In this era, these two competing needs will converge as deepfakes threaten both the copyrights of established musical artists and the possibility of artificially generated hate speech, political misinformation, and violent imagery. (As noted in a recent piece in the New Yorker, the excellent historian Daniel Immerwahr cautioned the public against deepfake-hysteria, but highlighted that potential downstream effects and worst-case scenarios remain to be seen.) Seeking to get ahead of the curve, YouTube laid out a two-tier system yesterday.

This system explicitly builds upon the existing content guidelines. It will require creators to label content as AI-generated, with steep penalties for not doing so. However, until YouTube can sufficiently invest in and develop the proprietary “tools to help us detect and accurately determine if creators have fulfilled their disclosure requirements when it comes to synthetic or altered content,” it will rely on individuals and accounts filling out “the existing privacy request form.” This mechanism is simply not prepared for the tasks it has at hand. However, I worry that other power dynamics are being baked into their initial, two-tier AI-enforcement system.

This system clearly seeks to prioritize the platform’s existing, highly structured deals with major music labels, understandably so, as the first artists to be deepfaked effectively will be at levels of fame approaching that of the Beatles. If I were an active, highly prolific and lucrative contract holder like Taylor Swift or Beyonce, I would hope that my label pressured YouTube to protect my voice, as it is a significant component of artistry. Those labels will surely deploy their own resources to ensure appropriate labeling of content and will also lean on YouTube to coordinate those efforts.

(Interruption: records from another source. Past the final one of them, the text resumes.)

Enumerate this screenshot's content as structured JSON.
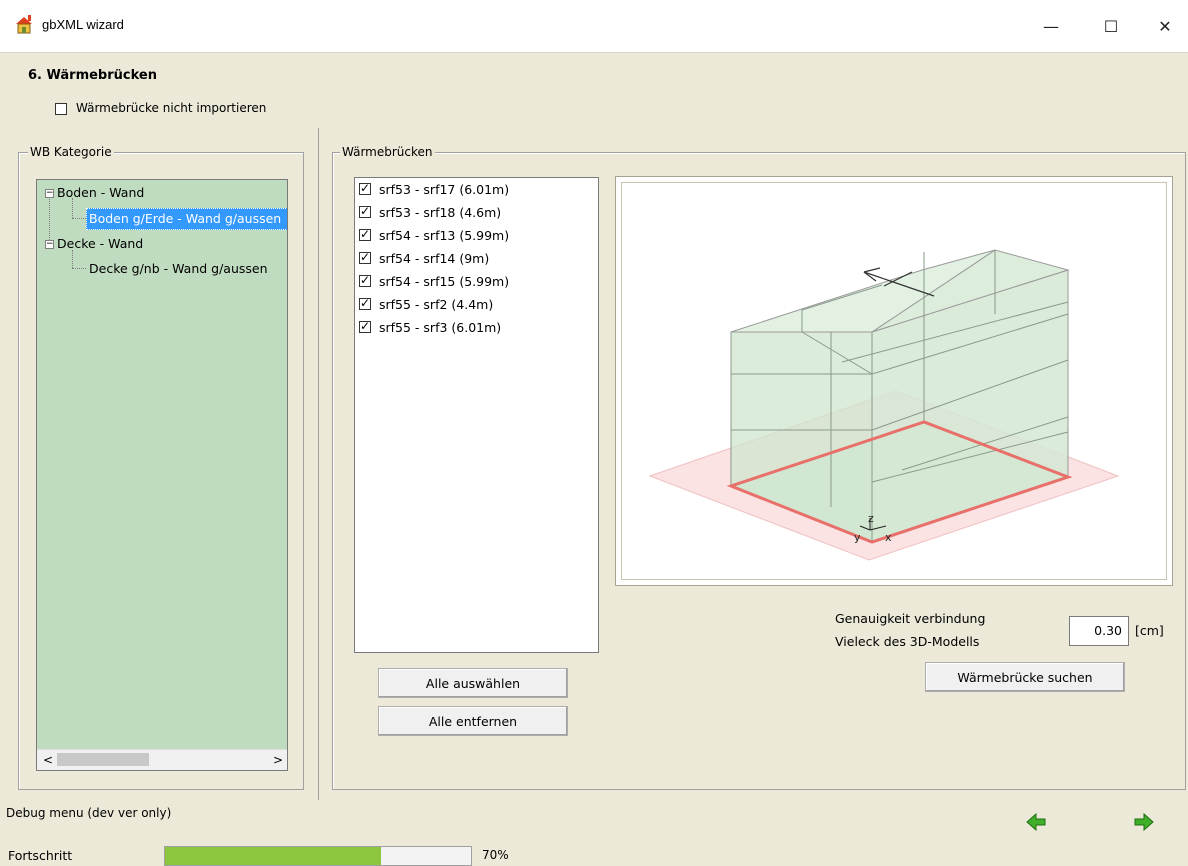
{
  "window": {
    "title": "gbXML wizard",
    "minimize_glyph": "—",
    "maximize_glyph": "☐",
    "close_glyph": "✕"
  },
  "step": {
    "title": "6.  Wärmebrücken",
    "skip_label": "Wärmebrücke nicht importieren",
    "skip_checked": false
  },
  "wb_kategorie": {
    "legend": "WB Kategorie",
    "tree": [
      {
        "label": "Boden - Wand",
        "expanded": true,
        "children": [
          {
            "label": "Boden g/Erde - Wand g/aussen",
            "selected": true
          }
        ]
      },
      {
        "label": "Decke - Wand",
        "expanded": true,
        "children": [
          {
            "label": "Decke g/nb - Wand g/aussen",
            "selected": false
          }
        ]
      }
    ],
    "scroll_left": "<",
    "scroll_right": ">"
  },
  "waermebruecken": {
    "legend": "Wärmebrücken",
    "items": [
      {
        "label": "srf53 - srf17 (6.01m)",
        "checked": true
      },
      {
        "label": "srf53 - srf18 (4.6m)",
        "checked": true
      },
      {
        "label": "srf54 - srf13 (5.99m)",
        "checked": true
      },
      {
        "label": "srf54 - srf14 (9m)",
        "checked": true
      },
      {
        "label": "srf54 - srf15 (5.99m)",
        "checked": true
      },
      {
        "label": "srf55 - srf2 (4.4m)",
        "checked": true
      },
      {
        "label": "srf55 - srf3 (6.01m)",
        "checked": true
      }
    ],
    "select_all_label": "Alle auswählen",
    "remove_all_label": "Alle entfernen",
    "axis_labels": {
      "z": "z",
      "y": "y",
      "x": "x"
    }
  },
  "accuracy": {
    "line1": "Genauigkeit verbindung",
    "line2": "Vieleck des 3D-Modells",
    "value": "0.30",
    "unit": "[cm]"
  },
  "search_button_label": "Wärmebrücke suchen",
  "debug_label": "Debug menu (dev ver only)",
  "progress": {
    "label": "Fortschritt",
    "value_text": "70%",
    "fraction": 0.7
  },
  "colors": {
    "tree_background": "#c0dcc0",
    "selection": "#3399ff",
    "progress_fill": "#8cc63f",
    "nav_arrow": "#3fae29",
    "highlight_edge": "#e8706a"
  },
  "icons": {
    "app": "house-icon",
    "back": "arrow-left-icon",
    "next": "arrow-right-icon"
  }
}
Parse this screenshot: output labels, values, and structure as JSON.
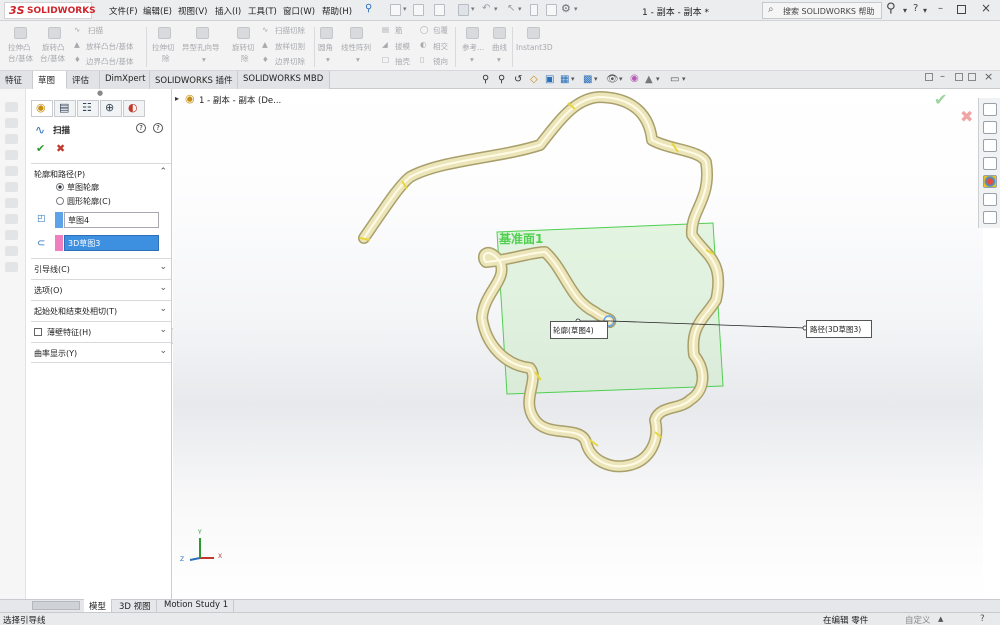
{
  "app": {
    "logo_prefix": "3S",
    "logo_name": "SOLIDWORKS",
    "document_title": "1 - 副本 - 副本 *"
  },
  "menu": [
    "文件(F)",
    "编辑(E)",
    "视图(V)",
    "插入(I)",
    "工具(T)",
    "窗口(W)",
    "帮助(H)"
  ],
  "search": {
    "placeholder": "搜索 SOLIDWORKS 帮助"
  },
  "command": {
    "items": [
      {
        "l1": "拉伸凸",
        "l2": "台/基体"
      },
      {
        "l1": "旋转凸",
        "l2": "台/基体"
      },
      {
        "l1": "扫描",
        "l2": ""
      },
      {
        "l1": "放样凸台/基体",
        "l2": ""
      },
      {
        "l1": "边界凸台/基体",
        "l2": ""
      },
      {
        "l1": "拉伸切",
        "l2": "除"
      },
      {
        "l1": "异型孔向导",
        "l2": ""
      },
      {
        "l1": "旋转切",
        "l2": "除"
      },
      {
        "l1": "扫描切除",
        "l2": ""
      },
      {
        "l1": "放样切割",
        "l2": ""
      },
      {
        "l1": "边界切除",
        "l2": ""
      },
      {
        "l1": "圆角",
        "l2": ""
      },
      {
        "l1": "线性阵列",
        "l2": ""
      },
      {
        "l1": "筋",
        "l2": ""
      },
      {
        "l1": "拔模",
        "l2": ""
      },
      {
        "l1": "抽壳",
        "l2": ""
      },
      {
        "l1": "包覆",
        "l2": ""
      },
      {
        "l1": "相交",
        "l2": ""
      },
      {
        "l1": "镜向",
        "l2": ""
      },
      {
        "l1": "参考...",
        "l2": ""
      },
      {
        "l1": "曲线",
        "l2": ""
      },
      {
        "l1": "Instant3D",
        "l2": ""
      }
    ]
  },
  "tabs": [
    "特征",
    "草图",
    "评估",
    "DimXpert",
    "SOLIDWORKS 插件",
    "SOLIDWORKS MBD"
  ],
  "feature_tree": {
    "root": "1 - 副本 - 副本  (De..."
  },
  "property_manager": {
    "title": "扫描",
    "section_profile": "轮廓和路径(P)",
    "radio_sketch": "草图轮廓",
    "radio_circle": "圆形轮廓(C)",
    "profile_value": "草图4",
    "path_value": "3D草图3",
    "sections": [
      "引导线(C)",
      "选项(O)",
      "起始处和结束处相切(T)",
      "薄壁特征(H)",
      "曲率显示(Y)"
    ]
  },
  "viewport": {
    "plane_label": "基准面1",
    "callout_profile": "轮廓(草图4)",
    "callout_path": "路径(3D草图3)",
    "triad": {
      "x": "X",
      "y": "Y",
      "z": "Z"
    }
  },
  "bottom_tabs": [
    "模型",
    "3D 视图",
    "Motion Study 1"
  ],
  "status": {
    "left": "选择引导线",
    "right1": "在编辑 零件",
    "right2": "自定义"
  },
  "colors": {
    "accent_blue": "#1e73c8",
    "tube": "#e9e3b6",
    "plane": "#4fd04f",
    "sweep_icon": "#2a6fb8"
  }
}
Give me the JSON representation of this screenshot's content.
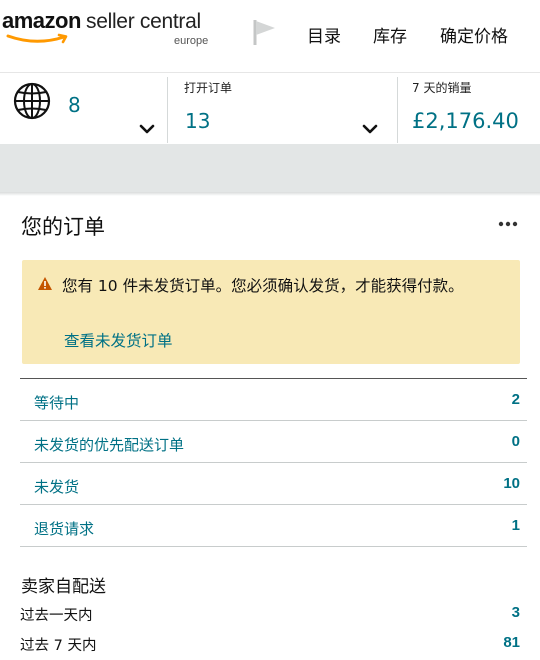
{
  "header": {
    "logo": {
      "brand": "amazon",
      "product": "seller central",
      "region": "europe"
    },
    "nav": [
      {
        "label": "目录"
      },
      {
        "label": "库存"
      },
      {
        "label": "确定价格"
      }
    ]
  },
  "stats": {
    "marketplaces": {
      "value": "8"
    },
    "open_orders": {
      "label": "打开订单",
      "value": "13"
    },
    "sales_7d": {
      "label": "7 天的销量",
      "value": "£2,176.40"
    }
  },
  "orders": {
    "title": "您的订单",
    "alert": {
      "text": "您有 10 件未发货订单。您必须确认发货，才能获得付款。",
      "link": "查看未发货订单"
    },
    "rows": [
      {
        "label": "等待中",
        "count": "2"
      },
      {
        "label": "未发货的优先配送订单",
        "count": "0"
      },
      {
        "label": "未发货",
        "count": "10"
      },
      {
        "label": "退货请求",
        "count": "1"
      }
    ],
    "seller_fulfilled": {
      "title": "卖家自配送",
      "periods": [
        {
          "label": "过去一天内",
          "count": "3"
        },
        {
          "label": "过去 7 天内",
          "count": "81"
        }
      ]
    }
  },
  "colors": {
    "link": "#007185",
    "alert_bg": "#f8e9b6",
    "band": "#e3e6e6",
    "logo_smile": "#ff9900"
  },
  "icons": [
    "amazon-smile-icon",
    "flag-icon",
    "globe-icon",
    "chevron-down-icon",
    "more-icon",
    "warning-icon"
  ]
}
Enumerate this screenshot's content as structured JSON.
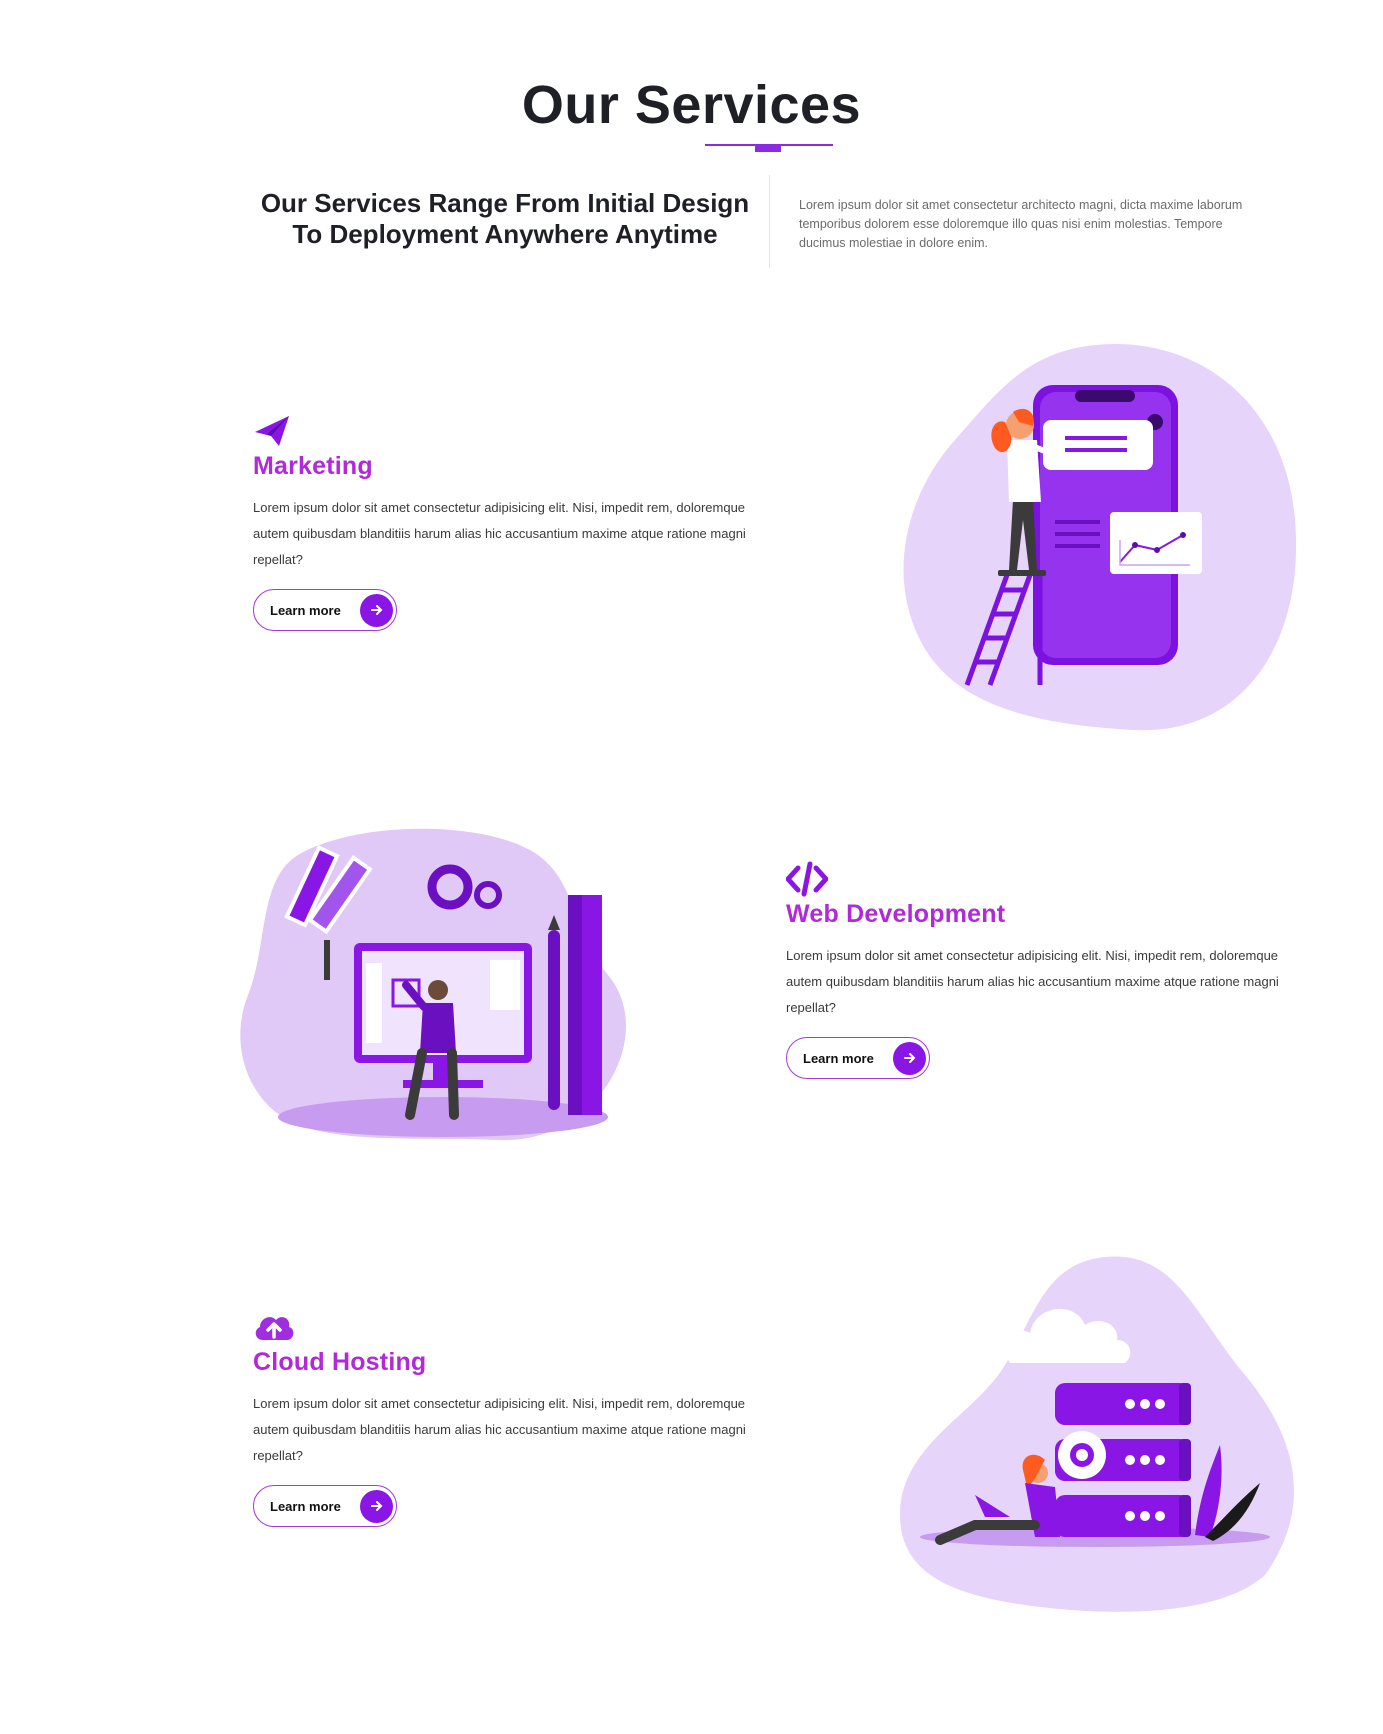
{
  "header": {
    "title": "Our Services",
    "intro_heading_line1": "Our Services Range From Initial Design",
    "intro_heading_line2": "To Deployment Anywhere Anytime",
    "intro_text": "Lorem ipsum dolor sit amet consectetur architecto magni, dicta maxime laborum temporibus dolorem esse doloremque illo quas nisi enim molestias. Tempore ducimus molestiae in dolore enim."
  },
  "services": [
    {
      "icon": "paper-plane-icon",
      "title": "Marketing",
      "description": "Lorem ipsum dolor sit amet consectetur adipisicing elit. Nisi, impedit rem, doloremque autem quibusdam blanditiis harum alias hic accusantium maxime atque ratione magni repellat?",
      "button_label": "Learn more",
      "illustration": "phone-ladder-illustration"
    },
    {
      "icon": "code-icon",
      "title": "Web Development",
      "description": "Lorem ipsum dolor sit amet consectetur adipisicing elit. Nisi, impedit rem, doloremque autem quibusdam blanditiis harum alias hic accusantium maxime atque ratione magni repellat?",
      "button_label": "Learn more",
      "illustration": "monitor-designer-illustration"
    },
    {
      "icon": "cloud-upload-icon",
      "title": "Cloud Hosting",
      "description": "Lorem ipsum dolor sit amet consectetur adipisicing elit. Nisi, impedit rem, doloremque autem quibusdam blanditiis harum alias hic accusantium maxime atque ratione magni repellat?",
      "button_label": "Learn more",
      "illustration": "server-stack-illustration"
    }
  ],
  "colors": {
    "accent": "#8a16e6",
    "title_purple": "#b129d8",
    "blob": "#e7d4fb",
    "dark_text": "#1f2026"
  }
}
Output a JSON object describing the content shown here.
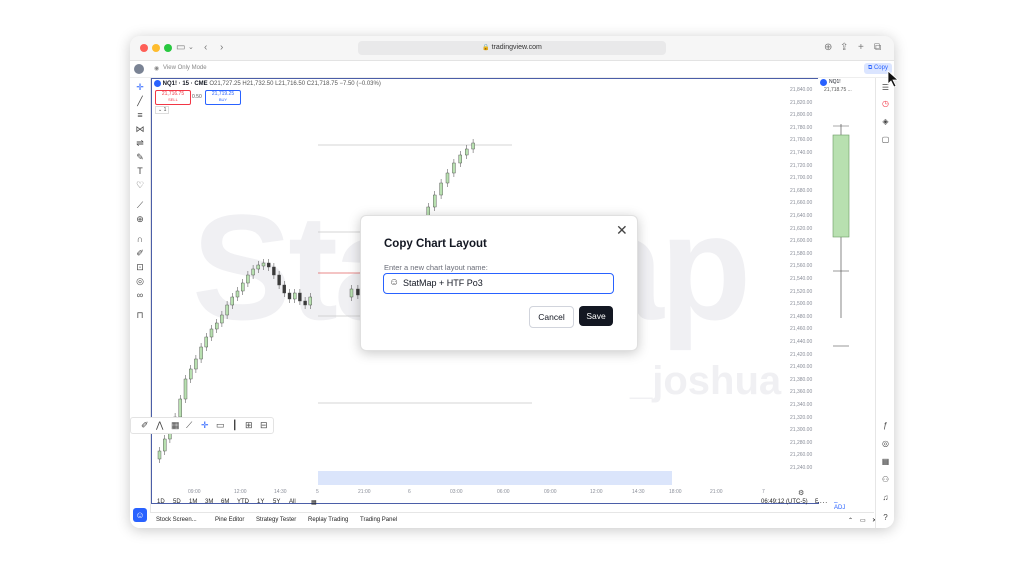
{
  "browser": {
    "url": "tradingview.com",
    "traffic_lights": [
      "#fe5f57",
      "#febc2e",
      "#28c840"
    ]
  },
  "infobar": {
    "view_only": "View Only Mode",
    "copy_label": "Copy"
  },
  "symbol": {
    "name": "NQ1! · 15 · CME",
    "ohlc": "O21,727.25 H21,732.50 L21,716.50 C21,718.75 −7.50 (−0.03%)",
    "sell_price": "21,716.75",
    "sell_label": "SELL",
    "spread": "0.50",
    "buy_price": "21,719.25",
    "buy_label": "BUY",
    "collapse": "⌄ 1"
  },
  "price_axis": [
    "21,840.00",
    "21,820.00",
    "21,800.00",
    "21,780.00",
    "21,760.00",
    "21,740.00",
    "21,720.00",
    "21,700.00",
    "21,680.00",
    "21,660.00",
    "21,640.00",
    "21,620.00",
    "21,600.00",
    "21,580.00",
    "21,560.00",
    "21,540.00",
    "21,520.00",
    "21,500.00",
    "21,480.00",
    "21,460.00",
    "21,440.00",
    "21,420.00",
    "21,400.00",
    "21,380.00",
    "21,360.00",
    "21,340.00",
    "21,320.00",
    "21,300.00",
    "21,280.00",
    "21,260.00",
    "21,240.00"
  ],
  "time_axis": [
    "09:00",
    "12:00",
    "14:30",
    "5",
    "21:00",
    "6",
    "03:00",
    "06:00",
    "09:00",
    "12:00",
    "14:30",
    "18:00",
    "21:00",
    "7"
  ],
  "timeframes": [
    "1D",
    "5D",
    "1M",
    "3M",
    "6M",
    "YTD",
    "1Y",
    "5Y",
    "All"
  ],
  "clock": "06:49:12 (UTC-5)",
  "session": "ETH",
  "adj": "B-ADJ",
  "bottom_tabs": [
    "Stock Screen...",
    "Pine Editor",
    "Strategy Tester",
    "Replay Trading",
    "Trading Panel"
  ],
  "right_panel": {
    "symbol": "NQ1!",
    "value": "21,718.75 ..."
  },
  "modal": {
    "title": "Copy Chart Layout",
    "input_label": "Enter a new chart layout name:",
    "input_value": "StatMap + HTF Po3",
    "cancel": "Cancel",
    "save": "Save"
  },
  "watermark": {
    "main": "StatMap",
    "sub": "_joshua"
  },
  "colors": {
    "accent": "#2962ff",
    "up_candle": "#b8e0b0",
    "down_candle": "#3a3a3a",
    "sell": "#f23645",
    "buy": "#2962ff"
  }
}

However, I have concerns about the utter lack of enforcement for protections for artists not under music label partners; this omission should be concerning for all who care about a fertile, diversified music industry. Why would those who are not already enriched and protected by music label partnerships be left without the same level of enforcement? Perhaps this bifurcation will lead to those who have yet to be “picked” by the music industry’s powers that be even more vulnerable to exploitation by those using generative AI to rip off their creative ownership. Those artists who can less afford to be exploited by gen AI may be the losers in this system.

Simultaneously, Google is “scraping the entire internet to power its own AI ambitions.” Will potential partners, whether musicians, writers, or other content creators, hold YouTube’s feet to the fire as its parent company uses underprotected content to develop its own AI products?